I'm sorry to hear that your daughter's symptoms have returned, and that you haven't been able to track down the cause. Has she started taking any new medications of any type, especially NSAIDs, SSRIs or proton pump inhibitors?

She has already cut out the most likely food triggers, (gluten, dairy, soy, and corn). One other possibility is eggs, and a few people are sensitive to dietary yeast. If general, if she's trying to stop a flare, she may need to cut out all raw vegetables, (and most cooked veggies), especially all legumes, (including all beans), at least until her gut has time to heal. Lettuce is probably the worst offender in the vegetable line, but any source of significant fiber can be a big problem until the gut can properly heal.

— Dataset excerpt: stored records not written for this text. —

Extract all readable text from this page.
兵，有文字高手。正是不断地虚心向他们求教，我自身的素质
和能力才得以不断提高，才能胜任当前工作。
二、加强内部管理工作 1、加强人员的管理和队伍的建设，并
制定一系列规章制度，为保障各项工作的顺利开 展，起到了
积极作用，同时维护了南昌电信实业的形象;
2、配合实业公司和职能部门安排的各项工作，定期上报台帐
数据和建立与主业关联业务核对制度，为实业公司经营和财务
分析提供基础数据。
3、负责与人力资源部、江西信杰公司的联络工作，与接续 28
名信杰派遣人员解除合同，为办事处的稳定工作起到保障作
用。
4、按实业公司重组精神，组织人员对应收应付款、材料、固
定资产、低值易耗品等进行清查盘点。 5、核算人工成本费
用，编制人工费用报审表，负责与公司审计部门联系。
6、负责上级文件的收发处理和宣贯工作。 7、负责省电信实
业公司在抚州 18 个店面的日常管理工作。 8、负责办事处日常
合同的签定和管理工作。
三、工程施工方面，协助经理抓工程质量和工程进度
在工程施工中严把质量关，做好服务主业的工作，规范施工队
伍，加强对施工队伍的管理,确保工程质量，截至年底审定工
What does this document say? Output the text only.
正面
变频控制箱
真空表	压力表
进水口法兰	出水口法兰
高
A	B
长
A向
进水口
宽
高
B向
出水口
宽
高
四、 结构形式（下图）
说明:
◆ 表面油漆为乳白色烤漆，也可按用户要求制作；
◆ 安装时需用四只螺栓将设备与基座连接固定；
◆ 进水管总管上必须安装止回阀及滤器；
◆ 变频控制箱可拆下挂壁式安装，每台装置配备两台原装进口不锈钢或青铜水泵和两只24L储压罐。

Many/most fruits can be troublesome during a flare, also, due to the fiber and sorbitol content, and sometimes fructose can be a problem. Any artificial sweeteners should be avoided, also, and even natural sugars can cause problems during a flare, due to the leaky gut syndrome.

I too was unaware of that shipping restriction, but it's probably due to state restrictions on the shipment of certain items that are classified as bio-hazards, possibly due to the fallout resulting from the 911 incident. I wonder what the hospitals in New York State do?

I know virtually nothing about the ALCAT test, but I do know that it's a simple blood test, and to be honest, I personally do not have much faith in blood tests, as predictors of food intolerances. Even the classic celiac blood tests are so unreliable at detecting antibodies in the blood, that they have an unacceptably high rate of false negatives. Most of our members here are very sensitive to gluten, and yet virtually none of us would test positive with a classic celiac blood test. That's why most doctors don't believe that it's possible to be gluten sensitive, if a patient does not test positive to the celiac diagnostic tests. That's what they learned in medical school, and most of them refuse to even consider evidence to the contrary.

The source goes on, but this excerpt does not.